Another credit downgrade from S&P, this time for Spain, from AA+ to AA with negative outlook, based on the outlook for years of private sector deleveraging and low growth. Spain, as you can see, is severely in red in terms of debt, ranking 14th in the world. Spain's external liabilities stand at 186.1% or $2.55 trillion (as of 2009 Q3) against estimated 2009 GDP of $1.37 trillion.
The country is actually worse off in terms of debt than Greece which has ranks 16th at debt at 170.5% of GDP or $581.68 billion, with 2009 GDP of $341 billion.
The S&P also provided estimate for expected recovery rate on Greek bonds, which the agency put at 30-50%. In other words, S&P expects investors in Greek bonds to be paid no more than 30-50 cents on the euro. Yesterday on twitter I suggested that "Greek debt should be renegotiated @ 50cents on the euro - severe default. Portugal's @ 80 cents - mild default, Irish @ 70-75 cents". Looks like someone (S&P) agrees. Before it is too late, before German and other European taxpayers have poured hundreds of billions of euro into the PIIGS black hole of delinquent public finances, Europe should cut losses and force Greece and Portugal to renegotiate their liabilities. If Ireland and Spain were to elect to follow, so be it.

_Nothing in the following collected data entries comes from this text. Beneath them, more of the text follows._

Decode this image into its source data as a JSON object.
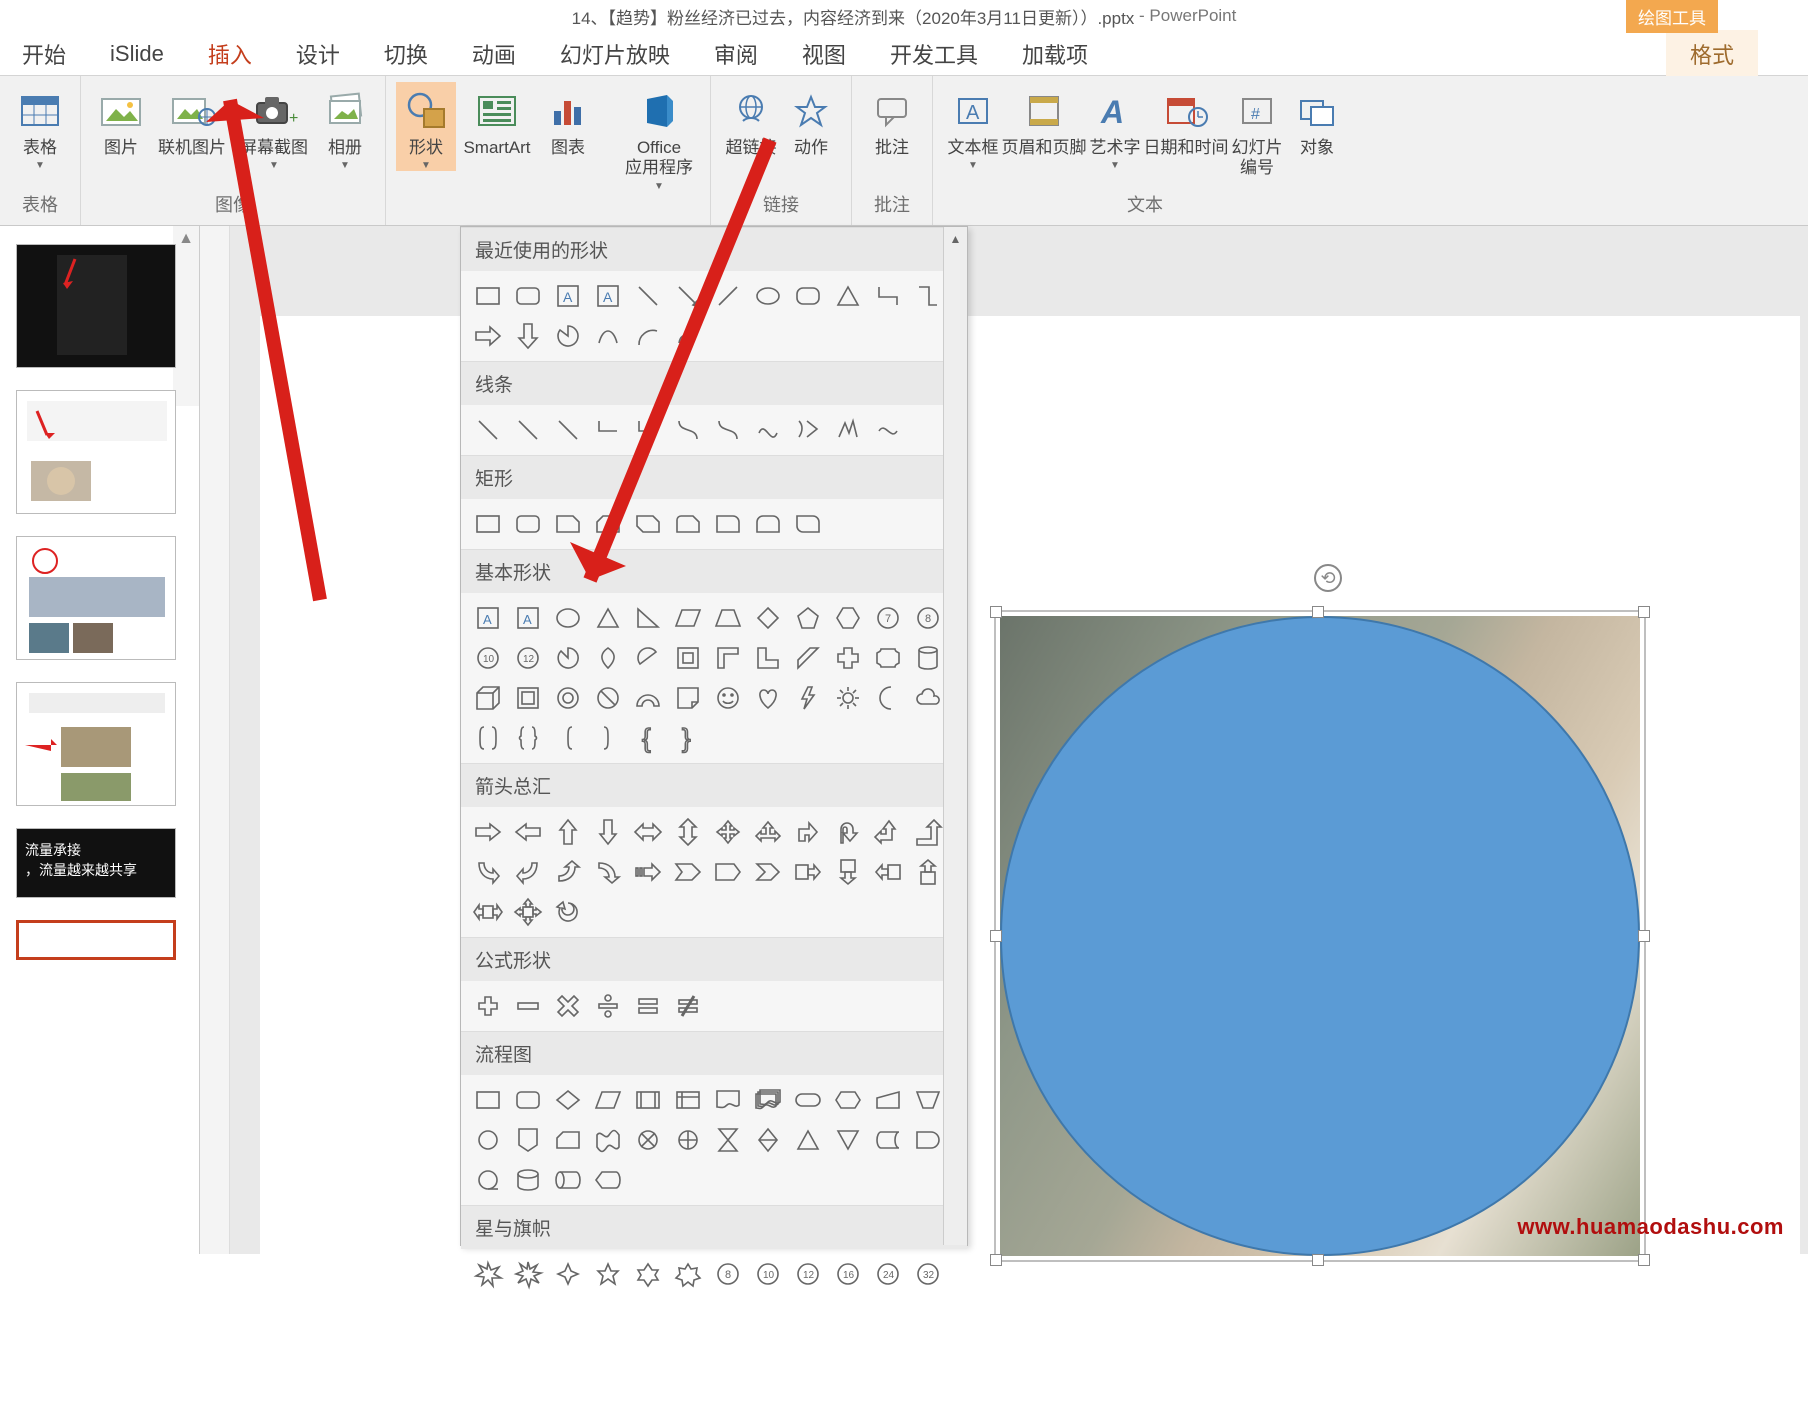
{
  "title": {
    "doc": "14、【趋势】粉丝经济已过去，内容经济到来（2020年3月11日更新））.pptx",
    "app": "PowerPoint",
    "contextual": "绘图工具"
  },
  "tabs": {
    "t0": "开始",
    "t1": "iSlide",
    "t2": "插入",
    "t3": "设计",
    "t4": "切换",
    "t5": "动画",
    "t6": "幻灯片放映",
    "t7": "审阅",
    "t8": "视图",
    "t9": "开发工具",
    "t10": "加载项",
    "ctx": "格式"
  },
  "ribbon": {
    "group_tables": "表格",
    "group_images": "图像",
    "group_links": "链接",
    "group_comments": "批注",
    "group_text": "文本",
    "table": "表格",
    "pictures": "图片",
    "online_pic": "联机图片",
    "screenshot": "屏幕截图",
    "album": "相册",
    "shapes": "形状",
    "smartart": "SmartArt",
    "chart": "图表",
    "office_apps": "Office\n应用程序",
    "hyperlink": "超链接",
    "action": "动作",
    "comment": "批注",
    "textbox": "文本框",
    "headerfooter": "页眉和页脚",
    "wordart": "艺术字",
    "datetime": "日期和时间",
    "slidenum": "幻灯片\n编号",
    "object": "对象"
  },
  "shapes_panel": {
    "recent": "最近使用的形状",
    "lines": "线条",
    "rects": "矩形",
    "basic": "基本形状",
    "arrows": "箭头总汇",
    "equation": "公式形状",
    "flow": "流程图",
    "stars": "星与旗帜"
  },
  "thumb_text": {
    "l1": "流量承接",
    "l2": "，流量越来越共享"
  },
  "watermark": "www.huamaodashu.com"
}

Of course, in Irish case, the debt re-negotiations should cover private debts, not public debt.
Just how many billions of euros are EU taxpayers in for for the folly of admitting Greece - a country that spent 90 years of the last 180 (since 1829) in defaults on its debts - into the common currency area? Well, Greek 2-year bonds were traded at yields of 26% yesterday at one point in time. This is pricing that's in excess of pretty much every developing country, save for basket cases which practically cannot issue bonds at all.
IMF's Dominique Strauss Kahn has told Bundestag yesterday that Greek package will be
- €100-120bn for three years;
- Which means German taxpayers are on the hook for €67 billion over 3 years, not €25 billion that Germany ‘s economics minister was signing for in the original deal;
- Ireland's contribution will also have to rise to €4 billion over 3 years, not €500 million we originally were told we will have to contribute;
- Greece will not be forced to restructure or reschedule debt
- The loans to Greece will be subordinated to existent bondholders, which means that if in the end Greece does pay 30-50 cents on the euro to the latter, European taxpayers will be lucky to get 10 cents on the euro.
But internationally, EU news are getting darker and darker by the minute. Last night Bloomberg reported that EU countries are in for estimated €600 billion bill for the fiscal crises that have spread across the block. That's the cost, in the end, of all the tacky policy follies that Brussels endorsed and pushed through over the last 10 years -
- from the Lisbon Agenda, which was supposed to deliver EU to the position of economic superiority over the US by 2010,
- to the Social Economy, which was supposed to deliver... well, who knows what...
- to the Knowledge Economy, which was aiming to turn us all into brains in a Petri Dish
- to the absolutely outlandish HIPCI and HIPCII agendas wholeheartedly embraced by the EU, which were supposed to deliver debt relief to the world's real basket cases (before Greece and other PIIGS took the spotlight away from them), and the rest of the international white elephants.